Amongst comprehensive ways to prevent suicides, two approaches have been of special importance. One is the reduction of access to means of suicide. The other are training programmes directed to the first line of contact (in the community, in emergency psychiatry or in primary health care), in order to increase knowledge about suicide and depression, especially its risk assessment and management. Even awareness raising and educational projects directed to schools and working places have been useful.
In Europe, an ardent and partly inflamed discussion is ongoing about the role of antidepressants in the prevention of suicide. Experiences from several European countries show that an increase of antidepressant medication on a population base seems to have a suicide preventive effect, especially when embedded in a comprehensive programme of detecting, treating and monitoring depression. Others claim a potential risk that especially serotoninergic antidepressant medication could trigger aggressive and even auto-aggressive behaviour, increasing suicide risk.
Even if there is evidence for the existence of such cases, which would be in line with known paradoxical or rebound effects of other drug treatments, there seems, however, today no doubt that many more suicides are prevented by antidepressant medication than provoked by it. Even if overtreatment with antidepressants is occurring, it is the undertreatment with regard to depression and the prevention of suicide that is the dominant problem in Europe today.

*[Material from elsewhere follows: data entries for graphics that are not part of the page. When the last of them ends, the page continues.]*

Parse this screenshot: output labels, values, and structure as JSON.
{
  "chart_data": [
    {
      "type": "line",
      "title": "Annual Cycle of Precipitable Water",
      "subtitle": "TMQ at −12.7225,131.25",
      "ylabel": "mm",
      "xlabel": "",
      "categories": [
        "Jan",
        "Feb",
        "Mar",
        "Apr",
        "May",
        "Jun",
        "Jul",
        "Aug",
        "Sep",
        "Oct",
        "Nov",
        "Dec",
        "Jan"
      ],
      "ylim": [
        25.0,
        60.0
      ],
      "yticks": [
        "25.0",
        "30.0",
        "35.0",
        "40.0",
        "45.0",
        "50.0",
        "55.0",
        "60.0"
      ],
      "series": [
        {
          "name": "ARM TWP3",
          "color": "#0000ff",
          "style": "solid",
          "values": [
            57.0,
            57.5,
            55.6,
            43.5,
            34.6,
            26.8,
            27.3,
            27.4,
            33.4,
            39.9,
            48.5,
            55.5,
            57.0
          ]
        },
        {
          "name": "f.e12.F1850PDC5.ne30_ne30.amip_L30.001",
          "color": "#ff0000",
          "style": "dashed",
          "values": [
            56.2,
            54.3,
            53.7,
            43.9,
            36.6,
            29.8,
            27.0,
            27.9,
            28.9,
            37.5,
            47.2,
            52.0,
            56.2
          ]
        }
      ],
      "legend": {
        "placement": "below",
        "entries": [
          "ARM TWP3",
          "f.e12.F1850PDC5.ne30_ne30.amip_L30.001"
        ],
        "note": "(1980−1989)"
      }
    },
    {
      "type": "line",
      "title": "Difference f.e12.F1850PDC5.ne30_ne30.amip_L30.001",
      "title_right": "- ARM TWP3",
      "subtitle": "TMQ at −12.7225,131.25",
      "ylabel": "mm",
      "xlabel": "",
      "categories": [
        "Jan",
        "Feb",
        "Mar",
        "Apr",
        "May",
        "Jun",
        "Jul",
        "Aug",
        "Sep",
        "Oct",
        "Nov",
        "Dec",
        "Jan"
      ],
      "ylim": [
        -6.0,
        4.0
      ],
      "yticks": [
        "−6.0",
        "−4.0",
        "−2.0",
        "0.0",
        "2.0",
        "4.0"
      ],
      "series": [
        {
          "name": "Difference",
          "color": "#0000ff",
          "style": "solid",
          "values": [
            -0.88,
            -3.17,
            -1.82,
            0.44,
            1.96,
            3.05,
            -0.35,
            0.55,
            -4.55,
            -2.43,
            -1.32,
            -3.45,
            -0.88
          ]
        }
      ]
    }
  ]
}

Finally, suicide is not an isolated phenomenon. It has to be seen as part of a cluster of illness and death, related to stress, helplessness, loss of identity and social insignificance.
A cluster linked to the lack of existential cohesion and manifested by a pattern of conditions, not only including depressive reactions, but also addiction and alcoholism, cardiovascular disorders as well as risk taking lifestyles and self-destructive behaviour.

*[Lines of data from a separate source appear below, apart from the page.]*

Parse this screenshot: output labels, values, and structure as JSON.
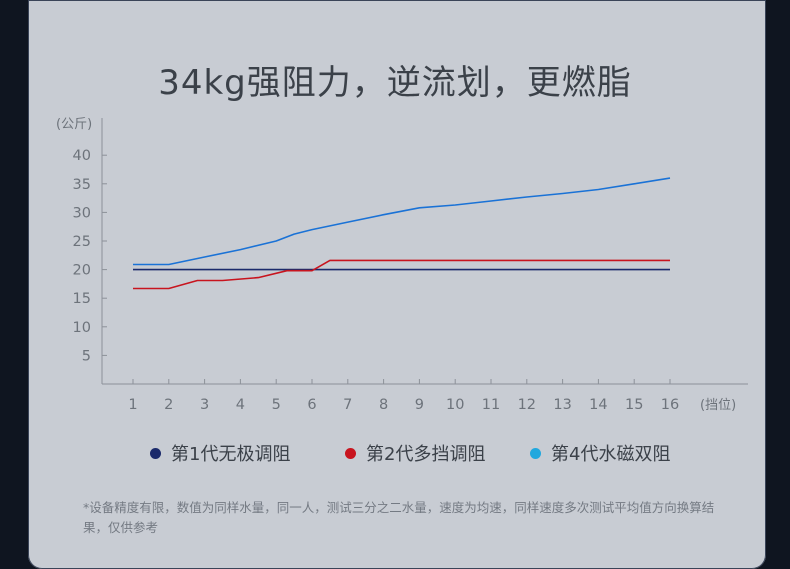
{
  "chart_data": {
    "type": "line",
    "title": "34kg强阻力，逆流划，更燃脂",
    "ylabel": "(公斤)",
    "xlabel": "(挡位)",
    "ylim": [
      0,
      45
    ],
    "yticks": [
      5,
      10,
      15,
      20,
      25,
      30,
      35,
      40
    ],
    "categories": [
      1,
      2,
      3,
      4,
      5,
      6,
      7,
      8,
      9,
      10,
      11,
      12,
      13,
      14,
      15,
      16
    ],
    "grid": false,
    "legend_position": "bottom",
    "series": [
      {
        "name": "第1代无极调阻",
        "color": "#1b2a6b",
        "x": [
          1,
          16
        ],
        "values": [
          20,
          20
        ]
      },
      {
        "name": "第2代多挡调阻",
        "color": "#c8141e",
        "x": [
          1,
          2,
          2.8,
          3.5,
          4.5,
          5.3,
          6,
          6.5,
          16
        ],
        "values": [
          16.7,
          16.7,
          18.1,
          18.1,
          18.6,
          19.8,
          19.8,
          21.6,
          21.6
        ]
      },
      {
        "name": "第4代水磁双阻",
        "color": "#1a72d6",
        "legend_color": "#21a8de",
        "x": [
          1,
          2,
          3,
          4,
          5,
          5.5,
          6,
          7,
          8,
          9,
          10,
          11,
          12,
          13,
          14,
          15,
          16
        ],
        "values": [
          20.9,
          20.9,
          22.2,
          23.5,
          25.0,
          26.2,
          27.0,
          28.3,
          29.6,
          30.8,
          31.3,
          32.0,
          32.7,
          33.3,
          34.0,
          35.0,
          36.0
        ]
      }
    ]
  },
  "footnote": "*设备精度有限，数值为同样水量，同一人，测试三分之二水量，速度为均速，同样速度多次测试平均值方向换算结果，仅供参考"
}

The fight against suicide must be integrated in public health programmes of health promotion and primary prevention, directed against patterns of mortality and excessive morbidity related to stress and mental ill health in a society.
Modern and redefined social psychiatric approaches, utilising recent knowledge about the interaction between nurture and nature, between body and mind, as well as creating integrated, multisectorial public mental health policies, are the most important activities in order to counteract the ever increasing suicidality in Europe, foreseen by the WHO for the years to come.